Amyloid formation: an emulation of matrix protein assembly?

Abstract

Although more than 20 different proteins are now associated with the amyloidoses, the fibrils share many properties. Despite disparity in primary and tertiary structures of the subunit proteins, assembled fibrils exhibit similar morphology, binding of Congo red, interaction with Thioflavine T, formation of complexes with serum amyloid P component, apolipoprotein E, several glycosaminoglycans, the receptor for advanced glycation endproducts and cross-recognition by some monoclonal antibodies. Thus, it is probable that the mechanism of amyloid generation involves a generic process that can be evoked by most, if not all, proteins under conditions that degrade the native conformation. As suggested by others, the beta-helix or beta-roll conformation may be the unifying element of fibril conformations. Several proteins that have evolved to form physiologically useful amyloid-like fibrils, as well as some proteins associated with pathological amyloidoses, exhibit sequence repeat patterns that may facilitate beta-roll or beta-helix formation.
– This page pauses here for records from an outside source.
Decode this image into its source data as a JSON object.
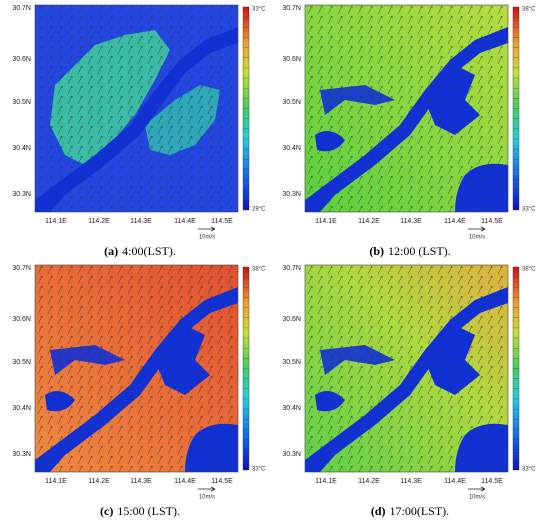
{
  "panels": [
    {
      "label": "(a)",
      "caption": "4:00(LST).",
      "colorbar_max": "33°C",
      "colorbar_min": "28°C",
      "scale_label": "10m/s",
      "y_ticks": [
        "30.7N",
        "30.6N",
        "30.5N",
        "30.4N",
        "30.3N"
      ],
      "x_ticks": [
        "114.1E",
        "114.2E",
        "114.3E",
        "114.4E",
        "114.5E"
      ]
    },
    {
      "label": "(b)",
      "caption": "12:00 (LST).",
      "colorbar_max": "38°C",
      "colorbar_min": "33°C",
      "scale_label": "10m/s",
      "y_ticks": [
        "30.7N",
        "30.6N",
        "30.5N",
        "30.4N",
        "30.3N"
      ],
      "x_ticks": [
        "114.1E",
        "114.2E",
        "114.3E",
        "114.4E",
        "114.5E"
      ]
    },
    {
      "label": "(c)",
      "caption": "15:00 (LST).",
      "colorbar_max": "38°C",
      "colorbar_min": "33°C",
      "scale_label": "10m/s",
      "y_ticks": [
        "30.7N",
        "30.6N",
        "30.5N",
        "30.4N",
        "30.3N"
      ],
      "x_ticks": [
        "114.1E",
        "114.2E",
        "114.3E",
        "114.4E",
        "114.5E"
      ]
    },
    {
      "label": "(d)",
      "caption": "17:00(LST).",
      "colorbar_max": "38°C",
      "colorbar_min": "33°C",
      "scale_label": "10m/s",
      "y_ticks": [
        "30.7N",
        "30.6N",
        "30.5N",
        "30.4N",
        "30.3N"
      ],
      "x_ticks": [
        "114.1E",
        "114.2E",
        "114.3E",
        "114.4E",
        "114.5E"
      ]
    }
  ]
}
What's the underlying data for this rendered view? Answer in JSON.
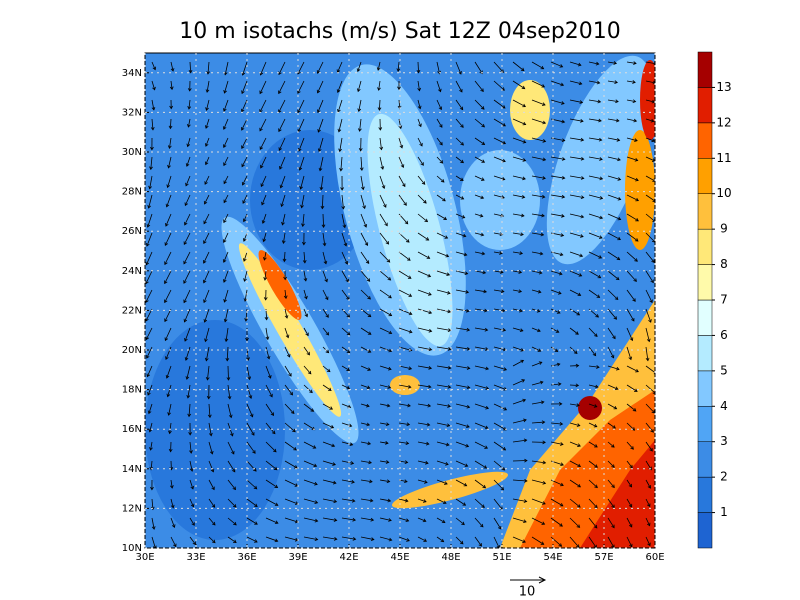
{
  "title": "10 m isotachs (m/s) Sat 12Z 04sep2010",
  "map": {
    "lonlim": [
      30,
      60
    ],
    "latlim": [
      10,
      35
    ],
    "lonticks": [
      {
        "value": 30,
        "label": "30E"
      },
      {
        "value": 33,
        "label": "33E"
      },
      {
        "value": 36,
        "label": "36E"
      },
      {
        "value": 39,
        "label": "39E"
      },
      {
        "value": 42,
        "label": "42E"
      },
      {
        "value": 45,
        "label": "45E"
      },
      {
        "value": 48,
        "label": "48E"
      },
      {
        "value": 51,
        "label": "51E"
      },
      {
        "value": 54,
        "label": "54E"
      },
      {
        "value": 57,
        "label": "57E"
      },
      {
        "value": 60,
        "label": "60E"
      }
    ],
    "latticks": [
      {
        "value": 10,
        "label": "10N"
      },
      {
        "value": 12,
        "label": "12N"
      },
      {
        "value": 14,
        "label": "14N"
      },
      {
        "value": 16,
        "label": "16N"
      },
      {
        "value": 18,
        "label": "18N"
      },
      {
        "value": 20,
        "label": "20N"
      },
      {
        "value": 22,
        "label": "22N"
      },
      {
        "value": 24,
        "label": "24N"
      },
      {
        "value": 26,
        "label": "26N"
      },
      {
        "value": 28,
        "label": "28N"
      },
      {
        "value": 30,
        "label": "30N"
      },
      {
        "value": 32,
        "label": "32N"
      },
      {
        "value": 34,
        "label": "34N"
      }
    ]
  },
  "colorbar": {
    "lim": [
      0,
      14
    ],
    "ticks": [
      1,
      2,
      3,
      4,
      5,
      6,
      7,
      8,
      9,
      10,
      11,
      12,
      13
    ],
    "colors": [
      "#1e64d2",
      "#2878dc",
      "#3c8ce6",
      "#50a5f5",
      "#82c8ff",
      "#b4ebff",
      "#e1ffff",
      "#fffaaa",
      "#ffe878",
      "#ffc03c",
      "#ffa000",
      "#ff6400",
      "#e11e00",
      "#a50000"
    ]
  },
  "reference_vector": {
    "label": "10"
  }
}
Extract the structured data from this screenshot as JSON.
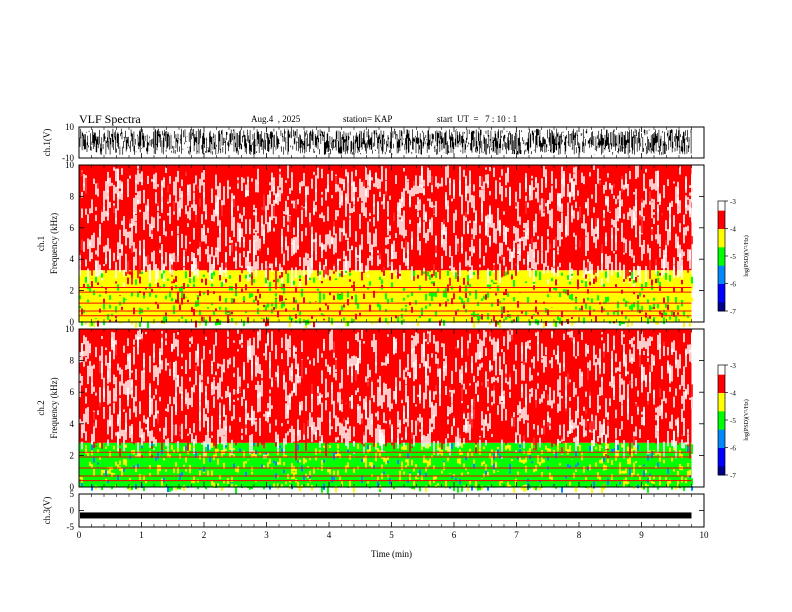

Threading analyses of 2 natural amyloid-forming proteins, curli and human Pmel 17, indicate compatibility of their primary structures with both beta sandwich and beta-helix conformations, suggesting a possible innate conformational pliability. In addition, these results may suggest that the misfolded form of some proteins that are associated with conformational disease may be the native conformation of other proteins to which they are linked by evolution. Finally, since many matrix and structural proteins are known to incorporate numerous tandem repeat sequence elements, we propose that the mechanism of fibril formation is fundamentally related to a general protein assembly process that is integral to the generation of cells and tissues.